The truth is, not as well as we should. It’s true that regular medical screening and generally motivated people with access to good healthcare support, means that actually mortality due to cancer is little different in aircrew and the background population. But, eliminating the radiation, which most people assume is causing that cancer, is much harder. We can’t help that aeroplanes fly well above the ground, nor that combat aircraft and airliners alike have big radars in the front creating ionizing radiation. Adding extensive radiation shielding would make aeroplanes problematically heavy. Probably the best that we can do is to limit duty hours, and to enhance medical screening - which unfortunately we haven’t generally done. There is a military oriented charity in the USA, Aces and Eights, who I have mentioned before, who are doing something - but in the rest of the world, not a lot.
(Aces and eights aircrew cancer checklist.)
There’s another characteristic of aircrew is that we all love to fly, it may well be our sole or primary income, and thus we’re actively dissuaded by the professional environment from reporting symptoms or getting tested. Speaking from personal experience, that was definitely a significant concern for me, although I’m glad to say that commonsense and benign marital pressure did make sure that I got tested.
Whatever occupation you’re in, it is worth knowing what the carcinogens are in your workplace, and doing your best to avoid them. Sometimes it’s easy - painters and mechanics can wear protective gloves, people in dusty environments can wear masks, anybody getting close to chemicals can use barriers and regularly launder clothes (those poor chimney sweeps back in the 1800s were probably going to bed at night not only in the same clothes they’d been sweeping chimneys in, but under blankets they’d been using to gather up soot!).
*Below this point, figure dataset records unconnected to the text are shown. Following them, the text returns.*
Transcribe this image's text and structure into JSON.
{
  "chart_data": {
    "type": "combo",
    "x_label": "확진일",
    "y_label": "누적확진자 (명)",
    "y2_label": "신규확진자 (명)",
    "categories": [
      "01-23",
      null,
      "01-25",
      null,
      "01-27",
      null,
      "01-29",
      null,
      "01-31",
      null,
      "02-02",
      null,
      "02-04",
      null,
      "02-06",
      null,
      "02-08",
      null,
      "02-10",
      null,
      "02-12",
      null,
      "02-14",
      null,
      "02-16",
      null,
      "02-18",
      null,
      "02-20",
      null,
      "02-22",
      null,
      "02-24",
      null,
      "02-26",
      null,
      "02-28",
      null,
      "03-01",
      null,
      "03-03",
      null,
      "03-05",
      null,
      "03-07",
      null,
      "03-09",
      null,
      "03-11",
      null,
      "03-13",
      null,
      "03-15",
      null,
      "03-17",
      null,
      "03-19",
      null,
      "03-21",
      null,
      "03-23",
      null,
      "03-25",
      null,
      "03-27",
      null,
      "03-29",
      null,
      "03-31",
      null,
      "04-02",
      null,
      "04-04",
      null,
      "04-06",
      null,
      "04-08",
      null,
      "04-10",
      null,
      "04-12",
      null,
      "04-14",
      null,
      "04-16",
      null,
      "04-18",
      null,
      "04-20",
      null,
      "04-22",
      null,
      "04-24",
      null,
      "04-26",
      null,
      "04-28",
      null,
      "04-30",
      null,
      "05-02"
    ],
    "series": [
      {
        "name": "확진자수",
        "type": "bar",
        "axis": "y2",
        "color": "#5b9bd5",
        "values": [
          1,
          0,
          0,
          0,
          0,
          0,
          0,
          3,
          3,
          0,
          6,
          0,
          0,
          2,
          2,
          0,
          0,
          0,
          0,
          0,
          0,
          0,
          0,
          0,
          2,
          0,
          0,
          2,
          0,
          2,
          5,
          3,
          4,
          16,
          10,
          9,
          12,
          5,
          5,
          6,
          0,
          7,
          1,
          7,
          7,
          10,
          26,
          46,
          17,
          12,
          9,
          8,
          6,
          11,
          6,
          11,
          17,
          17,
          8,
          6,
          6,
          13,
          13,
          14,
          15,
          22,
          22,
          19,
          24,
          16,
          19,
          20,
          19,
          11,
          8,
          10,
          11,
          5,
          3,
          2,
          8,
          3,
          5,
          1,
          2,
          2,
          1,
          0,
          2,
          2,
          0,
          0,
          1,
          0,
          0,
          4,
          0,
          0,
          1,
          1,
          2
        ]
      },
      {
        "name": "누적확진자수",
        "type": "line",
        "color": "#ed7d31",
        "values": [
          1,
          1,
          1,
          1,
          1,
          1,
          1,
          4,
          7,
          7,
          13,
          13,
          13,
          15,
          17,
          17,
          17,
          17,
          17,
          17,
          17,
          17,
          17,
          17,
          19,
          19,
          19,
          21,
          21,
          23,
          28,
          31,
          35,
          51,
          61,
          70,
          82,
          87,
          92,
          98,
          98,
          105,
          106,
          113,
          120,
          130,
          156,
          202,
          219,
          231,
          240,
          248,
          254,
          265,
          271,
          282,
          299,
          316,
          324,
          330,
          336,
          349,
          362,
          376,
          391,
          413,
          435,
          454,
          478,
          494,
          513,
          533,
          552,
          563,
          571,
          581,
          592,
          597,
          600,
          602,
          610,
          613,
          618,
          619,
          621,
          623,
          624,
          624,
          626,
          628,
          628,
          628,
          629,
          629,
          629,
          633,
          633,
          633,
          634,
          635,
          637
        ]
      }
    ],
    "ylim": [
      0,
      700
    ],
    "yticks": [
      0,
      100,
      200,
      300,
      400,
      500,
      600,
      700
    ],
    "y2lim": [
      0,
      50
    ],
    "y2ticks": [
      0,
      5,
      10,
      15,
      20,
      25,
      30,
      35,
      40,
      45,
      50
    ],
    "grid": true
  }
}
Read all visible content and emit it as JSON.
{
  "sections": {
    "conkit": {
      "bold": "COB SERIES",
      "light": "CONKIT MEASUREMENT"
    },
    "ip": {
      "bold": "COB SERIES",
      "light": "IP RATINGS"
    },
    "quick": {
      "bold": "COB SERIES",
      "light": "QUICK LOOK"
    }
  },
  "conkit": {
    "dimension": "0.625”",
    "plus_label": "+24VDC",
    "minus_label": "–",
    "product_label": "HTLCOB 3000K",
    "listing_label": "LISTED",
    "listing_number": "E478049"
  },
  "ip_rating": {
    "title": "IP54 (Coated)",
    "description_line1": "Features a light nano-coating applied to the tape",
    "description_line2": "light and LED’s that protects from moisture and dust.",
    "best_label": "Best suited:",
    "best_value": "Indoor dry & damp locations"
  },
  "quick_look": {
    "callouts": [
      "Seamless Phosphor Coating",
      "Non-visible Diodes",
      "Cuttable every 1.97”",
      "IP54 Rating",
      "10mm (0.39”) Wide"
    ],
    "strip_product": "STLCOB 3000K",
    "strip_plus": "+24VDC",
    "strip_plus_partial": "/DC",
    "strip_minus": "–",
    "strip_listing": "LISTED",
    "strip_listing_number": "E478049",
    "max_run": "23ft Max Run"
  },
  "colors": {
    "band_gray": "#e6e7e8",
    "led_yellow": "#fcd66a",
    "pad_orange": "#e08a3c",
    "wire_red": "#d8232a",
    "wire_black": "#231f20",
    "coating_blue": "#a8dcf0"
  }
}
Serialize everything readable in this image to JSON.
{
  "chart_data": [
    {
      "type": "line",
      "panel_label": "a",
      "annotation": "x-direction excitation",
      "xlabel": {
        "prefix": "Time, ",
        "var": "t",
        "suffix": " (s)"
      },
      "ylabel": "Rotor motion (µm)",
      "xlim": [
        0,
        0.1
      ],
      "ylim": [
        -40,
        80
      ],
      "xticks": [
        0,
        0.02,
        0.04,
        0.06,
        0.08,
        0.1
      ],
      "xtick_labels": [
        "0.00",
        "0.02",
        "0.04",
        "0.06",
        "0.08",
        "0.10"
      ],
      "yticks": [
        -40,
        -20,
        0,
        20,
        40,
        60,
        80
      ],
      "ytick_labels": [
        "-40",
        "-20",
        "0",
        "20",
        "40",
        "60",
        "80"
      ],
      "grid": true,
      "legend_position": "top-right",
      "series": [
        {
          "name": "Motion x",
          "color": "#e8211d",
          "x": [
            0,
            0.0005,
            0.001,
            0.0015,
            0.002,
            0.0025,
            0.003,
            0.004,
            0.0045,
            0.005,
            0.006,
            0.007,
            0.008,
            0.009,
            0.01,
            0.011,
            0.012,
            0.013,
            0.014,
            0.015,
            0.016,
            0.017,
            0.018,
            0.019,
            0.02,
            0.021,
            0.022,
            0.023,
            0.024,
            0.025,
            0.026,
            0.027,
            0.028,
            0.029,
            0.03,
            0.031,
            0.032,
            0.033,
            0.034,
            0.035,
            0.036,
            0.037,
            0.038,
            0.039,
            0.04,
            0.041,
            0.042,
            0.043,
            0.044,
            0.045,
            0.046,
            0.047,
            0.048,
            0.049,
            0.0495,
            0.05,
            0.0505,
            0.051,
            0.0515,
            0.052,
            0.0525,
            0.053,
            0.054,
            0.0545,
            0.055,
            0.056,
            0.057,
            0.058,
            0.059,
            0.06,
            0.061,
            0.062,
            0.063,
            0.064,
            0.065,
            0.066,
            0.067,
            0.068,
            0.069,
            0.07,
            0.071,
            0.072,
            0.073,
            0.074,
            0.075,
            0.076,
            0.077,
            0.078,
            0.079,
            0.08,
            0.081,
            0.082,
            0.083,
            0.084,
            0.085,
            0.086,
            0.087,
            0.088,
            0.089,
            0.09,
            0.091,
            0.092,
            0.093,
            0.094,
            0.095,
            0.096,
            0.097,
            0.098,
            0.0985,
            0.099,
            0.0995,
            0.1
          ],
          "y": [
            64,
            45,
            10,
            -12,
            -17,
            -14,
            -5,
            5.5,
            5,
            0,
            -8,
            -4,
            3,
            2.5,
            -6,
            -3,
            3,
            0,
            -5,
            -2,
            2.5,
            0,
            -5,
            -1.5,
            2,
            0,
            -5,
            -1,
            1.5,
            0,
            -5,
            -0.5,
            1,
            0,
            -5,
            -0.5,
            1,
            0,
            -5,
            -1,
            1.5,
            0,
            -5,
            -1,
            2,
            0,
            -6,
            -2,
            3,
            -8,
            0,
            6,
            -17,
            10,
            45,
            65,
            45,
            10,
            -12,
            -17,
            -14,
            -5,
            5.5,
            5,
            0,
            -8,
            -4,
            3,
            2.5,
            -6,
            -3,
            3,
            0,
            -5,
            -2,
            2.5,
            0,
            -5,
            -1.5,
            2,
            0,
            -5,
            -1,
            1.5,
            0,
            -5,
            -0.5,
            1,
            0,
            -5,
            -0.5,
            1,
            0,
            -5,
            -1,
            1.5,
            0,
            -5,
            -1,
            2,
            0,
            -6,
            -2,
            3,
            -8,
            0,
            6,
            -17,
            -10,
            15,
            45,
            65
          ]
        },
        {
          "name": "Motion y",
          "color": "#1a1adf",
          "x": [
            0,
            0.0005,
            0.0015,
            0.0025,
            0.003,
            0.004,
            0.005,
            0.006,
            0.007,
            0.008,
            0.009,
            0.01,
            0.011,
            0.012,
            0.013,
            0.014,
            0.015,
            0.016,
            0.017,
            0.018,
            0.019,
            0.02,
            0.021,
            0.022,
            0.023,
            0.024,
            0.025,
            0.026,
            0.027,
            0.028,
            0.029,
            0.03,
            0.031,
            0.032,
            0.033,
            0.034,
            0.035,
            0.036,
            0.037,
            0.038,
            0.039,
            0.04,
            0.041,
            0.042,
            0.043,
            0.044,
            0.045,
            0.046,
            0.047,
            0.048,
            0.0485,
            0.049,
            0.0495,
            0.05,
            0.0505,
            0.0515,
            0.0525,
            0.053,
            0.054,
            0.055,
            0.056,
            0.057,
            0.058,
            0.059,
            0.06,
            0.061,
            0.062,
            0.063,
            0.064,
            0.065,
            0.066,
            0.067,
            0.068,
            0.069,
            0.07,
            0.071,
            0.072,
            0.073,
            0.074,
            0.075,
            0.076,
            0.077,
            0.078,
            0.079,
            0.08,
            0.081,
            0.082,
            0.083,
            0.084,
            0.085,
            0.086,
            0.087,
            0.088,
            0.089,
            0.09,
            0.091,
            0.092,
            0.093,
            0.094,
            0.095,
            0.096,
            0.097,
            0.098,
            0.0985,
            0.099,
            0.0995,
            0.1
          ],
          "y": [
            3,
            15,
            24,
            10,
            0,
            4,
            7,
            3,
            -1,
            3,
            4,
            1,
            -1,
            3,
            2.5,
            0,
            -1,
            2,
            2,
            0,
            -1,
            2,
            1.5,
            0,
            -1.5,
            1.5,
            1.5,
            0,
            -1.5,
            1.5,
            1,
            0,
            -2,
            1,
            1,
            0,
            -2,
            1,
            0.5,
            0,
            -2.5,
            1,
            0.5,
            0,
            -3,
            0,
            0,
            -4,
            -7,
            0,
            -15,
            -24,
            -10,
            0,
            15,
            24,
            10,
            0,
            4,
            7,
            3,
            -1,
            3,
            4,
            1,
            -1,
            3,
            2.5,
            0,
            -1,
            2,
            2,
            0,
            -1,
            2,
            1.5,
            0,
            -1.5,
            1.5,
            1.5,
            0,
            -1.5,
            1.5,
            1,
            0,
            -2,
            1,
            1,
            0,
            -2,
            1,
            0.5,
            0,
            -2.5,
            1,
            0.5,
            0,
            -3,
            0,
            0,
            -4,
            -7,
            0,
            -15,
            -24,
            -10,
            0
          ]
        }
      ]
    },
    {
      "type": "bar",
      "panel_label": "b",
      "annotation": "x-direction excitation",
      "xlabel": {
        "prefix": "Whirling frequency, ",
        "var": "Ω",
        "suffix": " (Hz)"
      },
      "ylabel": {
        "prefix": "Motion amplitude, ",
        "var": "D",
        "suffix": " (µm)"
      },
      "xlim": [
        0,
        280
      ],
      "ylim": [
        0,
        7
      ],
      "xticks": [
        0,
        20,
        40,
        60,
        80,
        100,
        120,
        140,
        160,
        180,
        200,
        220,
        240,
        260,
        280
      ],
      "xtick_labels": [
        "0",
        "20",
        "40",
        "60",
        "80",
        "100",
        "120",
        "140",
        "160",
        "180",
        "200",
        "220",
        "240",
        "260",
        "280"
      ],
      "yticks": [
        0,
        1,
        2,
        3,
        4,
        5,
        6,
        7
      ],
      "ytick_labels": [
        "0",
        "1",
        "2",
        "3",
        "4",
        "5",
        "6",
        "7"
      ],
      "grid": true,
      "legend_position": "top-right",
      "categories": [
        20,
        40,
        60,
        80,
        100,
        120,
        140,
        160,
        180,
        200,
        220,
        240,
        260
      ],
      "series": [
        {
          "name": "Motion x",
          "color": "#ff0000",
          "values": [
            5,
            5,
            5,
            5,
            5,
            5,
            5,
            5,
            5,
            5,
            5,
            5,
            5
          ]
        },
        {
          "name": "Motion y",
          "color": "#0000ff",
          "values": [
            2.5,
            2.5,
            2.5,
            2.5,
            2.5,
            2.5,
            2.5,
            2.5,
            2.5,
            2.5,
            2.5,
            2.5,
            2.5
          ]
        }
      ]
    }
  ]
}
Being personal about this for a minute - do I believe that my own cancer was potentially caused by my being a pilot? No, actually I don’t - the statistical evidence is that prostate cancer isn’t one of the ones that’s more likely in aircrew. Also whilst I’ve a fair number of flying hours (for the record, two thousand four hundred and twenty eight hours and twenty one minutes, plus whatever passenger flying I’ve done over the years), the vast majority of that was under 5,000ft and in aeroplanes without a radar. Frankly, I just got unlucky - but that doesn’t mean that I don’t now think that aircrew cancer is a very big deal, and I, and my colleagues, should take this very seriously. So should you, whatever your own professional environment.





Is lead protection in the form of PPE possible? Consider thyroid collars used in operating theatres. I'm not being in the least bit facetious as I suggest lead-line underwear. There is a lot to understanding of radiation including internal scatter and I know a little due to requesting x-rays but I'm not a radiologist.